ELMALI ERİKLİ CRUMBLE
4 golden elma, soyulup küp doğranmış
2 çorba kaşığı limon suyu
2 çorba kaşığı esmer şeker
1 çay kaşığı vanilya özütü
7-8 mürdüm eriği, en az 4 e bölünmüş
1 avuç kuru üzüm
1/2 tatlı kaşığı toz zencefil
1/2 tatlı kaşığı tarçın
1 çimdik toz muskat
3 kaşık buğday nişastası
Crumble için:
150 gr un
100 gr esmer şeker
100 gr tereyağ, soğuk
1 çay kaşığı tarçın
1 çimdik toz muskat
1 çay kaşığı vanilya özütü
2 avuç ceviz, kırılmış
Ceviz hariç crumble malzemelerini yoğurarak iri taneli kum gibi bir hamur karışımı elde edin.
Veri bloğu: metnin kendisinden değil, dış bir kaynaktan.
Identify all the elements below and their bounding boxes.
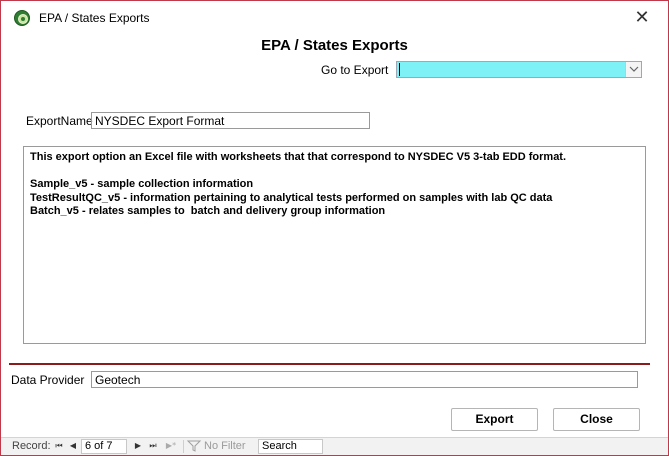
nav-separator [183,440,184,453]
last-record-icon[interactable]: ⏭ [147,440,159,452]
close-button[interactable]: Close [553,408,640,431]
text-caret [399,63,400,76]
export-name-field[interactable]: NYSDEC Export Format [91,112,370,129]
no-filter-toggle[interactable]: No Filter [187,439,253,454]
goto-export-dropdown[interactable] [396,61,642,78]
filter-icon [187,440,201,452]
section-divider [9,363,650,365]
export-window: EPA / States Exports ✕ EPA / States Expo… [0,0,669,456]
record-position-field[interactable]: 6 of 7 [81,439,127,454]
search-input[interactable]: Search [258,439,323,454]
first-record-icon[interactable]: ⏮ [53,440,65,452]
previous-record-icon[interactable]: ◀ [67,440,79,452]
chevron-down-icon[interactable] [625,62,641,77]
no-filter-label: No Filter [204,440,246,452]
data-provider-field[interactable]: Geotech [91,371,638,388]
new-record-icon[interactable]: ▶* [162,440,180,452]
form-heading: EPA / States Exports [261,37,408,54]
access-form-icon [14,10,30,26]
title-bar: EPA / States Exports ✕ [1,1,668,35]
close-icon[interactable]: ✕ [631,8,653,28]
export-button[interactable]: Export [451,408,538,431]
window-title: EPA / States Exports [39,11,150,25]
next-record-icon[interactable]: ▶ [132,440,144,452]
export-description[interactable]: This export option an Excel file with wo… [23,146,646,344]
data-provider-label: Data Provider [11,373,85,387]
record-label: Record: [12,440,51,452]
goto-export-label: Go to Export [321,63,389,77]
export-name-label: ExportName [26,114,93,128]
record-navigation-bar: Record: ⏮ ◀ 6 of 7 ▶ ⏭ ▶* No Filter Sear… [1,437,668,455]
Cevizi de ekleyin ve en az 10 dakika kadar buzlukta beklemeye bırakın.
Malzeme listesindeki tüm ürünleri karıştırın ve hafifçe yağladığınız fırın kabına yerleştirin. Crumble hamurunuzu eşit olacak şekilde elmal ve eriklerin üzerine yayın. 180 dereceye önceden ısınmış fırında 45-50 dakika kadar pişirin. Tercihen vanilyalı dondurma veya krema ile servis edin.